The Indian Rupee remains stable against the US Dollar, with the USD/INR pair around 88.80

    by VT Markets
    /
    Nov 11, 2025

    The Indian Rupee trades around 88.80 against the US Dollar. Despite a recent US government shutdown, the US Dollar trades steadily with a value around 99.65 on the US Dollar Index. A new US bill proposes extending government funding until January, reversing recent layoffs.

    Indian Retail Inflation Focus

    Indian Retail Inflation data, set for release on Wednesday, is a focal point. Analysts forecast retail inflation to grow by 0.48% annually in October, down from 1.54% in September. This decline is attributed to falling food prices. These expectations could prompt further monetary easing by the Reserve Bank of India, which has already cut its Repo Rate to 5.5%.

    Currency movements show the Indian Rupee gained against the Japanese Yen. The USD/INR pair remains above the 20-day Exponential Moving Average, with significant support at 87.07 and resistance at 89.12.

    Inflation typically raises a country’s currency value, as central banks increase interest rates to combat it. This attracts global capital. High inflation impacts gold negatively due to increased opportunity costs, while lower inflation supports gold as interest rates are lowered.

    With the US government shutdown ending, a key piece of uncertainty for the US Dollar has been removed, providing a stable floor for now. We see the USD/INR pair consolidating around the 88.80 mark. This period of calm presents an opportunity to position for the next likely catalyst, which is the Indian inflation data due this Friday.

    The market consensus is for a sharp drop in India’s October CPI to just 0.48%, a significant slowdown from September’s 1.54%. This figure would be substantially below the Reserve Bank of India’s 2-6% target range, a level of disinflation we haven’t consistently seen since early 2023. A low inflation print virtually guarantees another interest rate cut by the RBI, which would place downward pressure on the Rupee.

    Impact of Foreign Institutional Investments

    The recent net buying by Foreign Institutional Investors, who purchased over Rs. 4,500 crore in shares last Friday, shows some returning confidence. However, this sentiment could easily be outweighed by the prospect of lower yields following an RBI rate cut.

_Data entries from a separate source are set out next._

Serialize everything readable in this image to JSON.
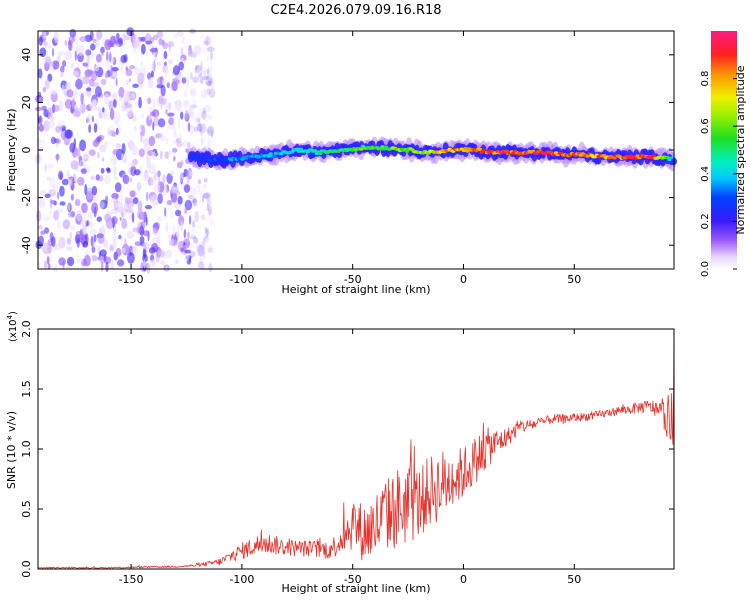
{
  "page_title": "C2E4.2026.079.09.16.R18",
  "chart_data": [
    {
      "id": "spectrogram",
      "type": "heatmap",
      "title": "C2E4.2026.079.09.16.R18",
      "xlabel": "Height of straight line (km)",
      "ylabel": "Frequency (Hz)",
      "xlim": [
        -192,
        95
      ],
      "ylim": [
        -50,
        50
      ],
      "xticks": [
        -150,
        -100,
        -50,
        0,
        50
      ],
      "xtick_labels": [
        "-150",
        "-100",
        "-50",
        "0",
        "50"
      ],
      "yticks": [
        -40,
        -20,
        0,
        20,
        40
      ],
      "ytick_labels": [
        "-40",
        "-20",
        "0",
        "20",
        "40"
      ],
      "noise_region_x": [
        -192,
        -123
      ],
      "signal_track": {
        "x": [
          -123,
          -115,
          -105,
          -95,
          -85,
          -75,
          -65,
          -55,
          -45,
          -35,
          -25,
          -15,
          -5,
          5,
          15,
          25,
          35,
          45,
          55,
          65,
          75,
          85,
          95
        ],
        "frequency": [
          -3,
          -4,
          -4,
          -3,
          -2,
          0,
          -1,
          0,
          1,
          1,
          0,
          -1,
          0,
          0,
          -1,
          -1,
          -1,
          -2,
          -2,
          -3,
          -3,
          -3,
          -4
        ],
        "amplitude": [
          0.28,
          0.3,
          0.35,
          0.4,
          0.42,
          0.45,
          0.5,
          0.55,
          0.6,
          0.62,
          0.65,
          0.75,
          0.85,
          0.9,
          0.95,
          0.97,
          0.98,
          0.9,
          0.85,
          0.88,
          0.95,
          0.97,
          0.35
        ]
      }
    },
    {
      "id": "colorbar",
      "type": "colorbar",
      "label": "Normalized spectral amplitude",
      "range": [
        0,
        1
      ],
      "ticks": [
        0.0,
        0.2,
        0.4,
        0.6,
        0.8
      ],
      "tick_labels": [
        "0.0",
        "0.2",
        "0.4",
        "0.6",
        "0.8"
      ]
    },
    {
      "id": "snr",
      "type": "line",
      "xlabel": "Height of straight line (km)",
      "ylabel": "SNR (10 * v/v)",
      "multiplier_label": "(x10",
      "multiplier_exponent": "4",
      "multiplier_close": ")",
      "xlim": [
        -192,
        95
      ],
      "ylim": [
        0,
        2.0
      ],
      "xticks": [
        -150,
        -100,
        -50,
        0,
        50
      ],
      "xtick_labels": [
        "-150",
        "-100",
        "-50",
        "0",
        "50"
      ],
      "yticks": [
        0.0,
        0.5,
        1.0,
        1.5,
        2.0
      ],
      "ytick_labels": [
        "0.0",
        "0.5",
        "1.0",
        "1.5",
        "2.0"
      ],
      "series": [
        {
          "name": "SNR",
          "color": "#e8312a",
          "x": [
            -192,
            -160,
            -130,
            -120,
            -110,
            -100,
            -90,
            -80,
            -70,
            -60,
            -55,
            -50,
            -45,
            -40,
            -35,
            -30,
            -25,
            -20,
            -15,
            -10,
            -5,
            0,
            5,
            10,
            15,
            20,
            25,
            30,
            35,
            40,
            45,
            50,
            55,
            60,
            65,
            70,
            75,
            80,
            85,
            90,
            95
          ],
          "y": [
            0.01,
            0.01,
            0.02,
            0.03,
            0.06,
            0.15,
            0.22,
            0.18,
            0.17,
            0.16,
            0.25,
            0.38,
            0.3,
            0.35,
            0.45,
            0.5,
            0.55,
            0.55,
            0.65,
            0.7,
            0.75,
            0.8,
            0.9,
            1.0,
            1.05,
            1.1,
            1.18,
            1.2,
            1.22,
            1.25,
            1.25,
            1.26,
            1.27,
            1.28,
            1.3,
            1.32,
            1.33,
            1.35,
            1.35,
            1.3,
            1.2
          ],
          "noise": [
            0.005,
            0.005,
            0.008,
            0.01,
            0.03,
            0.07,
            0.09,
            0.07,
            0.07,
            0.08,
            0.12,
            0.22,
            0.25,
            0.3,
            0.3,
            0.35,
            0.35,
            0.3,
            0.3,
            0.3,
            0.25,
            0.22,
            0.2,
            0.18,
            0.12,
            0.08,
            0.06,
            0.05,
            0.04,
            0.04,
            0.04,
            0.035,
            0.035,
            0.035,
            0.035,
            0.035,
            0.04,
            0.05,
            0.06,
            0.1,
            0.3
          ]
        }
      ]
    }
  ]
}
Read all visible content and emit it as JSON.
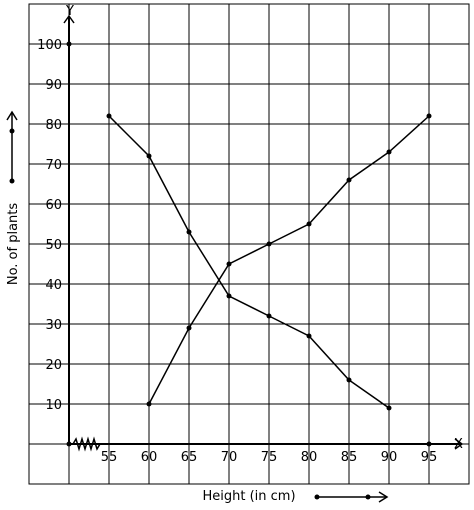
{
  "chart_data": {
    "type": "line",
    "xlabel": "Height (in cm)",
    "ylabel": "No. of plants",
    "x_axis_name": "X",
    "y_axis_name": "Y",
    "x_ticks": [
      55,
      60,
      65,
      70,
      75,
      80,
      85,
      90,
      95
    ],
    "y_ticks": [
      10,
      20,
      30,
      40,
      50,
      60,
      70,
      80,
      90,
      100
    ],
    "xlim": [
      50,
      100
    ],
    "ylim": [
      -10,
      110
    ],
    "grid": true,
    "series": [
      {
        "points": [
          {
            "x": 60,
            "y": 10
          },
          {
            "x": 65,
            "y": 29
          },
          {
            "x": 70,
            "y": 45
          },
          {
            "x": 75,
            "y": 50
          },
          {
            "x": 80,
            "y": 55
          },
          {
            "x": 85,
            "y": 66
          },
          {
            "x": 90,
            "y": 73
          },
          {
            "x": 95,
            "y": 82
          }
        ]
      },
      {
        "points": [
          {
            "x": 55,
            "y": 82
          },
          {
            "x": 60,
            "y": 72
          },
          {
            "x": 65,
            "y": 53
          },
          {
            "x": 70,
            "y": 37
          },
          {
            "x": 75,
            "y": 32
          },
          {
            "x": 80,
            "y": 27
          },
          {
            "x": 85,
            "y": 16
          },
          {
            "x": 90,
            "y": 9
          }
        ]
      }
    ]
  }
}
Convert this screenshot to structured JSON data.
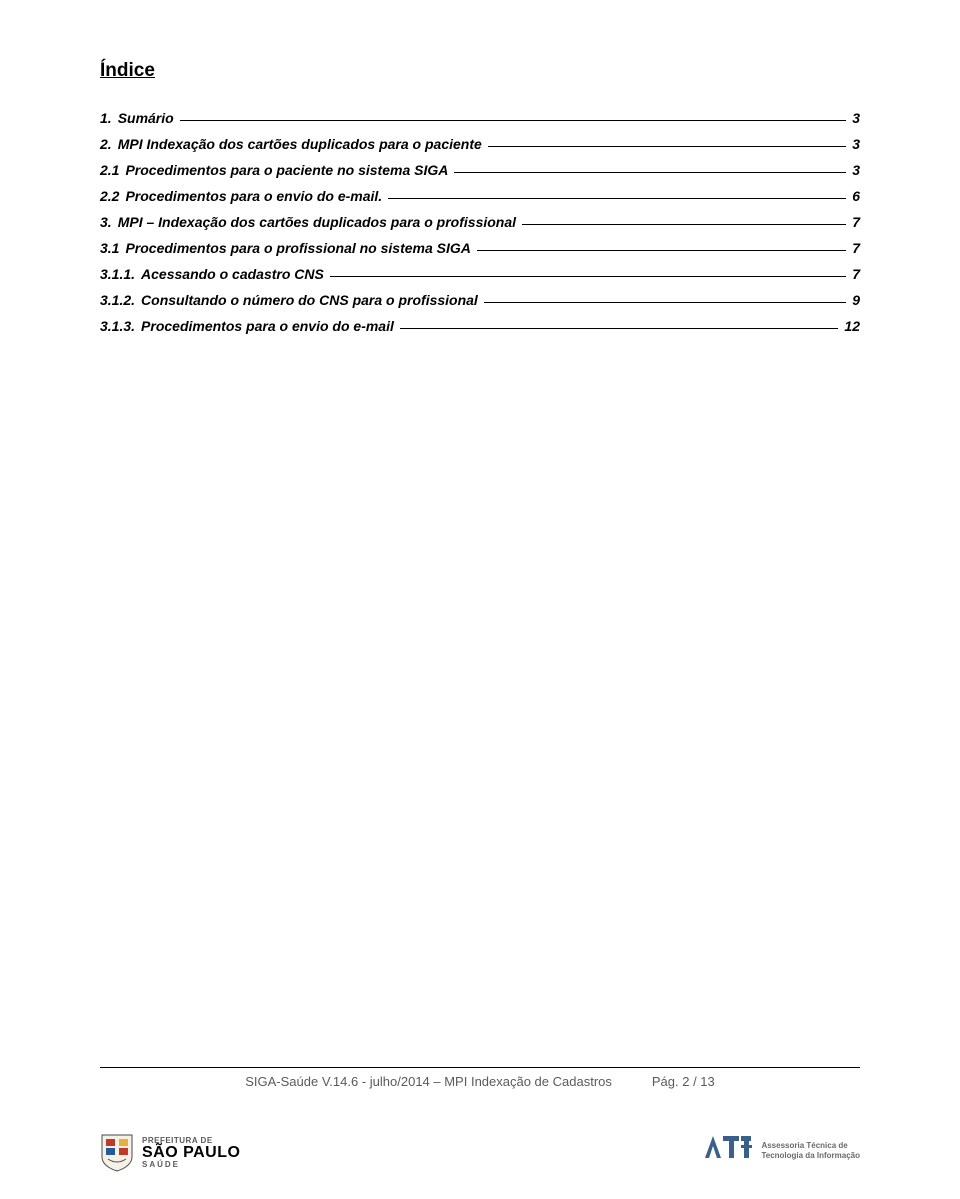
{
  "title": "Índice",
  "toc": [
    {
      "num": "1.",
      "label": "Sumário",
      "page": "3",
      "indent": 0,
      "style": "bold"
    },
    {
      "num": "2.",
      "label": "MPI Indexação dos cartões duplicados para o paciente",
      "page": "3",
      "indent": 0,
      "style": "bold"
    },
    {
      "num": "2.1",
      "label": "Procedimentos para o paciente no sistema SIGA",
      "page": "3",
      "indent": 1,
      "style": "bold"
    },
    {
      "num": "2.2",
      "label": "Procedimentos para o envio do e-mail.",
      "page": "6",
      "indent": 1,
      "style": "bold"
    },
    {
      "num": "3.",
      "label": "MPI – Indexação dos cartões duplicados para o profissional",
      "page": "7",
      "indent": 0,
      "style": "bold"
    },
    {
      "num": "3.1",
      "label": "Procedimentos para o profissional no sistema SIGA",
      "page": "7",
      "indent": 1,
      "style": "bold"
    },
    {
      "num": "3.1.1.",
      "label": "Acessando o cadastro CNS",
      "page": "7",
      "indent": 2,
      "style": "italic"
    },
    {
      "num": "3.1.2.",
      "label": "Consultando o número do CNS para o profissional",
      "page": "9",
      "indent": 2,
      "style": "italic"
    },
    {
      "num": "3.1.3.",
      "label": "Procedimentos para o envio do e-mail",
      "page": "12",
      "indent": 2,
      "style": "italic"
    }
  ],
  "footer": {
    "left": "SIGA-Saúde  V.14.6 - julho/2014 – MPI Indexação de Cadastros",
    "right": "Pág. 2 / 13"
  },
  "logo_left": {
    "line1": "PREFEITURA DE",
    "line2": "SÃO PAULO",
    "line3": "SAÚDE",
    "shield_colors": {
      "red": "#c0392b",
      "yellow": "#e8b03a",
      "blue": "#245a9a",
      "gray": "#4a4a4a"
    }
  },
  "logo_right": {
    "line1": "Assessoria Técnica de",
    "line2": "Tecnologia da Informação",
    "color": "#3a5f8a"
  },
  "colors": {
    "text": "#000000",
    "muted": "#5a5a5a",
    "line": "#000000",
    "bg": "#ffffff"
  }
}
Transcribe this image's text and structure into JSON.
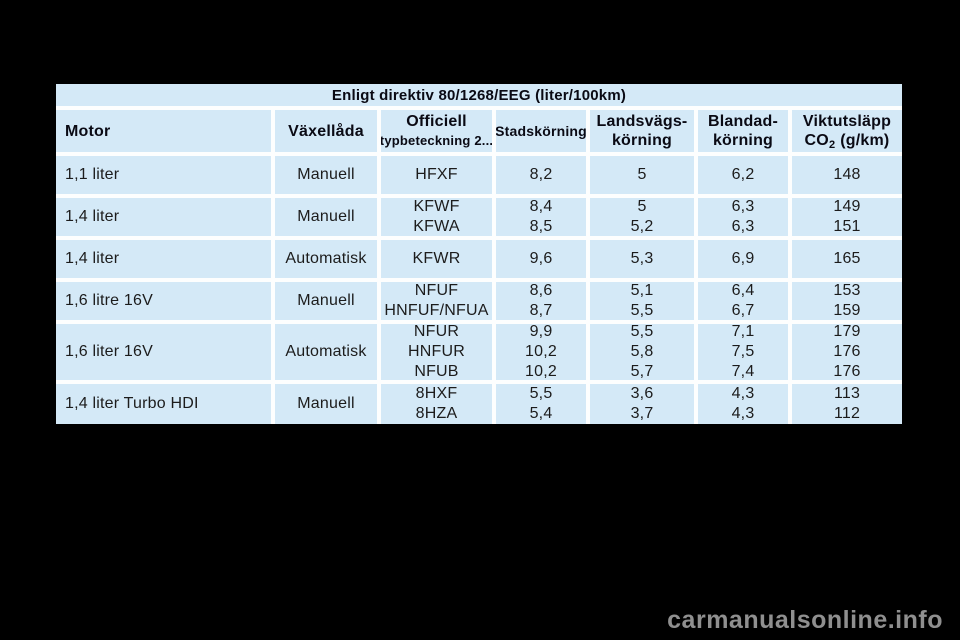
{
  "page": {
    "watermark_text": "carmanualsonline.info"
  },
  "colors": {
    "page_background": "#000000",
    "cell_blue": "#d4e9f7",
    "grid_line_white": "#fdfefe",
    "text_dark": "#1c1c1c",
    "watermark_gray": "#8f8f8f"
  },
  "table": {
    "title": "Enligt direktiv 80/1268/EEG (liter/100km)",
    "headers": {
      "motor": "Motor",
      "gearbox": "Växellåda",
      "official_line1": "Officiell",
      "official_line2": "typbeteckning 2...",
      "urban": "Stadskörning",
      "extra_urban_line1": "Landsvägs-",
      "extra_urban_line2": "körning",
      "combined_line1": "Blandad-",
      "combined_line2": "körning",
      "co2_line1": "Viktutsläpp",
      "co2_prefix": "CO",
      "co2_sub": "2",
      "co2_suffix": "(g/km)"
    },
    "rows": [
      {
        "motor": "1,1 liter",
        "gearbox": "Manuell",
        "codes": [
          "HFXF"
        ],
        "urban": [
          "8,2"
        ],
        "extra_urban": [
          "5"
        ],
        "combined": [
          "6,2"
        ],
        "co2": [
          "148"
        ]
      },
      {
        "motor": "1,4 liter",
        "gearbox": "Manuell",
        "codes": [
          "KFWF",
          "KFWA"
        ],
        "urban": [
          "8,4",
          "8,5"
        ],
        "extra_urban": [
          "5",
          "5,2"
        ],
        "combined": [
          "6,3",
          "6,3"
        ],
        "co2": [
          "149",
          "151"
        ]
      },
      {
        "motor": "1,4 liter",
        "gearbox": "Automatisk",
        "codes": [
          "KFWR"
        ],
        "urban": [
          "9,6"
        ],
        "extra_urban": [
          "5,3"
        ],
        "combined": [
          "6,9"
        ],
        "co2": [
          "165"
        ]
      },
      {
        "motor": "1,6 litre 16V",
        "gearbox": "Manuell",
        "codes": [
          "NFUF",
          "HNFUF/NFUA"
        ],
        "urban": [
          "8,6",
          "8,7"
        ],
        "extra_urban": [
          "5,1",
          "5,5"
        ],
        "combined": [
          "6,4",
          "6,7"
        ],
        "co2": [
          "153",
          "159"
        ]
      },
      {
        "motor": "1,6 liter 16V",
        "gearbox": "Automatisk",
        "codes": [
          "NFUR",
          "HNFUR",
          "NFUB"
        ],
        "urban": [
          "9,9",
          "10,2",
          "10,2"
        ],
        "extra_urban": [
          "5,5",
          "5,8",
          "5,7"
        ],
        "combined": [
          "7,1",
          "7,5",
          "7,4"
        ],
        "co2": [
          "179",
          "176",
          "176"
        ]
      },
      {
        "motor": "1,4 liter Turbo HDI",
        "gearbox": "Manuell",
        "codes": [
          "8HXF",
          "8HZA"
        ],
        "urban": [
          "5,5",
          "5,4"
        ],
        "extra_urban": [
          "3,6",
          "3,7"
        ],
        "combined": [
          "4,3",
          "4,3"
        ],
        "co2": [
          "113",
          "112"
        ]
      }
    ]
  }
}
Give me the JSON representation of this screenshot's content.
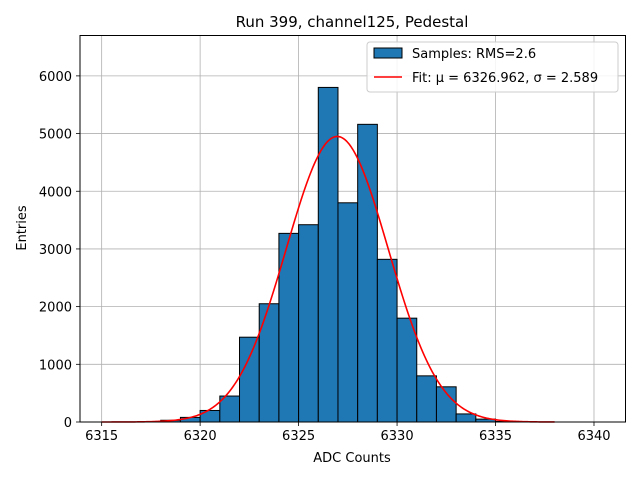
{
  "chart_data": {
    "type": "bar",
    "title": "Run 399, channel125, Pedestal",
    "xlabel": "ADC Counts",
    "ylabel": "Entries",
    "xlim": [
      6313.9,
      6341.6
    ],
    "ylim": [
      0,
      6700
    ],
    "xticks": [
      6315,
      6320,
      6325,
      6330,
      6335,
      6340
    ],
    "yticks": [
      0,
      1000,
      2000,
      3000,
      4000,
      5000,
      6000
    ],
    "grid": true,
    "legend_position": "top-right",
    "bin_width": 1,
    "bins": [
      {
        "x": 6318,
        "value": 30
      },
      {
        "x": 6319,
        "value": 80
      },
      {
        "x": 6320,
        "value": 200
      },
      {
        "x": 6321,
        "value": 450
      },
      {
        "x": 6322,
        "value": 1470
      },
      {
        "x": 6323,
        "value": 2050
      },
      {
        "x": 6324,
        "value": 3270
      },
      {
        "x": 6325,
        "value": 3420
      },
      {
        "x": 6326,
        "value": 5800
      },
      {
        "x": 6327,
        "value": 3800
      },
      {
        "x": 6328,
        "value": 5160
      },
      {
        "x": 6329,
        "value": 2820
      },
      {
        "x": 6330,
        "value": 1800
      },
      {
        "x": 6331,
        "value": 800
      },
      {
        "x": 6332,
        "value": 610
      },
      {
        "x": 6333,
        "value": 140
      },
      {
        "x": 6334,
        "value": 50
      },
      {
        "x": 6335,
        "value": 10
      }
    ],
    "fit": {
      "mu": 6326.962,
      "sigma": 2.589,
      "amplitude": 4950,
      "x_range": [
        6315,
        6338
      ]
    },
    "series": [
      {
        "name": "Samples: RMS=2.6",
        "kind": "histogram",
        "color": "#1f77b4"
      },
      {
        "name": "Fit: μ = 6326.962, σ = 2.589",
        "kind": "line",
        "color": "#ff0000"
      }
    ]
  }
}
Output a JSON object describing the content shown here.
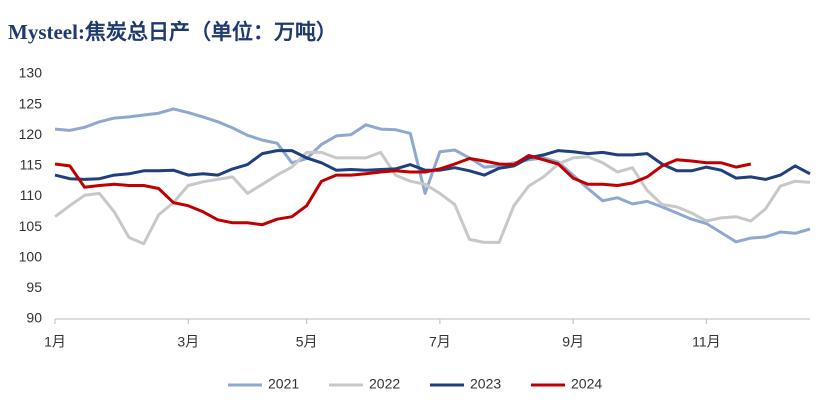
{
  "chart_data": {
    "type": "line",
    "title": "Mysteel:焦炭总日产（单位：万吨）",
    "categories": [
      "1月",
      null,
      null,
      null,
      null,
      null,
      null,
      null,
      null,
      "3月",
      null,
      null,
      null,
      null,
      null,
      null,
      null,
      "5月",
      null,
      null,
      null,
      null,
      null,
      null,
      null,
      null,
      "7月",
      null,
      null,
      null,
      null,
      null,
      null,
      null,
      null,
      "9月",
      null,
      null,
      null,
      null,
      null,
      null,
      null,
      null,
      "11月",
      null,
      null,
      null,
      null,
      null,
      null,
      null
    ],
    "ylim": [
      90,
      130
    ],
    "yticks": [
      90,
      95,
      100,
      105,
      110,
      115,
      120,
      125,
      130
    ],
    "grid": false,
    "legend": "bottom",
    "series": [
      {
        "name": "2021",
        "color": "#8fa8d0",
        "values": [
          121.0,
          120.8,
          121.3,
          122.2,
          122.8,
          123.0,
          123.3,
          123.6,
          124.3,
          123.7,
          123.0,
          122.2,
          121.2,
          120.0,
          119.2,
          118.7,
          115.5,
          116.2,
          118.5,
          119.9,
          120.1,
          121.7,
          121.0,
          120.9,
          120.3,
          110.5,
          117.3,
          117.6,
          116.3,
          114.8,
          115.0,
          115.5,
          116.0,
          116.3,
          115.6,
          113.5,
          111.3,
          109.3,
          109.8,
          108.8,
          109.2,
          108.3,
          107.3,
          106.3,
          105.6,
          104.1,
          102.6,
          103.2,
          103.4,
          104.2,
          104.0,
          104.7
        ]
      },
      {
        "name": "2022",
        "color": "#c8c8c8",
        "values": [
          106.7,
          108.5,
          110.2,
          110.5,
          107.5,
          103.3,
          102.3,
          107.0,
          109.0,
          111.8,
          112.4,
          112.8,
          113.2,
          110.5,
          112.0,
          113.5,
          114.8,
          117.2,
          117.2,
          116.3,
          116.3,
          116.3,
          117.2,
          113.5,
          112.5,
          112.0,
          110.5,
          108.7,
          103.0,
          102.5,
          102.5,
          108.5,
          111.7,
          113.2,
          115.3,
          116.3,
          116.5,
          115.5,
          114.0,
          114.7,
          111.0,
          108.7,
          108.3,
          107.3,
          106.0,
          106.5,
          106.7,
          106.0,
          108.0,
          111.7,
          112.5,
          112.3
        ]
      },
      {
        "name": "2023",
        "color": "#1f3f7f",
        "values": [
          113.5,
          112.9,
          112.8,
          112.9,
          113.5,
          113.7,
          114.2,
          114.2,
          114.3,
          113.5,
          113.7,
          113.5,
          114.5,
          115.2,
          117.0,
          117.5,
          117.5,
          116.3,
          115.5,
          114.3,
          114.4,
          114.3,
          114.4,
          114.5,
          115.2,
          114.3,
          114.3,
          114.7,
          114.2,
          113.5,
          114.6,
          115.0,
          116.3,
          116.8,
          117.5,
          117.3,
          117.0,
          117.2,
          116.8,
          116.8,
          117.0,
          115.3,
          114.2,
          114.2,
          114.8,
          114.3,
          113.0,
          113.2,
          112.8,
          113.5,
          115.0,
          113.7
        ]
      },
      {
        "name": "2024",
        "color": "#c00000",
        "values": [
          115.3,
          115.0,
          111.5,
          111.8,
          112.0,
          111.8,
          111.8,
          111.3,
          109.0,
          108.5,
          107.5,
          106.2,
          105.7,
          105.7,
          105.4,
          106.3,
          106.7,
          108.5,
          112.5,
          113.5,
          113.5,
          113.7,
          114.0,
          114.2,
          114.0,
          114.0,
          114.5,
          115.3,
          116.2,
          115.8,
          115.3,
          115.2,
          116.7,
          116.0,
          115.3,
          113.0,
          112.0,
          112.0,
          111.8,
          112.2,
          113.2,
          115.0,
          116.0,
          115.8,
          115.5,
          115.5,
          114.8,
          115.3,
          null,
          null,
          null,
          null
        ]
      }
    ]
  }
}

Therefore, we should view these inflows with caution as monetary policy expectations will likely dominate currency movements in the coming weeks.

    Given the expected volatility around Friday’s inflation report, buying USD/INR call options with a short-term expiry is a prudent strategy. This allows us to capitalize on a potential upward surge in the pair toward its all-time high of 89.12 if inflation comes in weak, while strictly limiting our downside risk to the premium paid. We should look at strike prices just above the current level, such as 89.00, to capture this potential move.

    We must also monitor the key technical support at the 20-day moving average, currently around 88.63. A decisive break below this level would indicate that the bullish momentum is fading, which would be a signal to reconsider a long position. If inflation data surprisingly comes in higher than expected, the Rupee could strengthen quickly, making risk-defined strategies like options particularly useful.